Written and directed by Leos Carax
Starring Denis Lavant, Edith Scob, Kylie Minogue, Eva Mendes
Surrealism is given a 21st Century jolt in "Holy Motors," French filmmaker Leos Carax's crack at the cinematic art practiced by everyone from Luis Buñuel to David Lynch. Like many of its predecessors, the movie is alternately confounding and stimulating, a nutty headtrip filled with both pretentious digressions and evocative imagery.

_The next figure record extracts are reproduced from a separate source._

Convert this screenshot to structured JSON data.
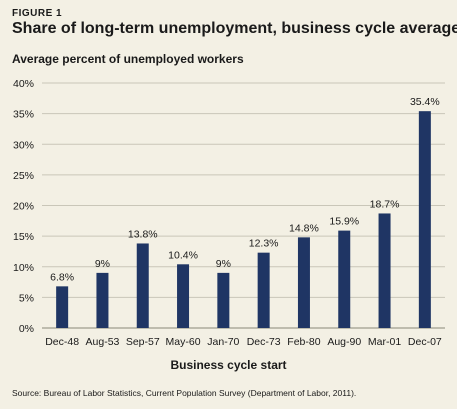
{
  "figure_label": "FIGURE 1",
  "chart_data": {
    "type": "bar",
    "title": "Share of long-term unemployment, business cycle averages",
    "ylabel": "Average percent of unemployed workers",
    "xlabel": "Business cycle start",
    "categories": [
      "Dec-48",
      "Aug-53",
      "Sep-57",
      "May-60",
      "Jan-70",
      "Dec-73",
      "Feb-80",
      "Aug-90",
      "Mar-01",
      "Dec-07"
    ],
    "values": [
      6.8,
      9,
      13.8,
      10.4,
      9,
      12.3,
      14.8,
      15.9,
      18.7,
      35.4
    ],
    "data_labels": [
      "6.8%",
      "9%",
      "13.8%",
      "10.4%",
      "9%",
      "12.3%",
      "14.8%",
      "15.9%",
      "18.7%",
      "35.4%"
    ],
    "ylim": [
      0,
      40
    ],
    "yticks": [
      0,
      5,
      10,
      15,
      20,
      25,
      30,
      35,
      40
    ],
    "ytick_labels": [
      "0%",
      "5%",
      "10%",
      "15%",
      "20%",
      "25%",
      "30%",
      "35%",
      "40%"
    ],
    "grid": true,
    "bar_color": "#1f3564",
    "grid_color": "#c9c6b8"
  },
  "source": "Source: Bureau of Labor Statistics, Current Population Survey (Department of Labor, 2011)."
}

The film follows the mysterious Monsieur Oscar (Denis Lavant) over the course of what appears to be an ordinary day on the job. That is to say, it's as everyday as things get when your profession has you traveling around Paris and transforming into different characters inhabiting completely unconnected lives, driven from one "appoinment" to the next by a patient chauffer (Edith Scob) in a white limo.
Oscar is, alternately, a beggar, a motion-capture specalist, a subterranean-dwelling beast, a concerned father, Kylie Minogue's former lover and more.
The movie is a meditation on the nature of performance and the notion of "pure cinema," or filmmaking centered on visuals, camerawork and editing -- uniquely "cinematographic" elements -- rather than dialogue and plot.
At their essence, movies are smoke and mirrors, an illusion of reality constructed out of countless behind-the-scenes manipulations. Oscar is essentially an actor playing a series of parts, and inside the limo, Carax shows us the work that goes on inside the dream factory.
The movie built around the character is comprised of sensuous experiences and playful quirks, defying comprehension in an attempt to stimulate you in a pure, visceral sense. You'll either run with it or you won't, but you can be sure you've never seen anything quite like it.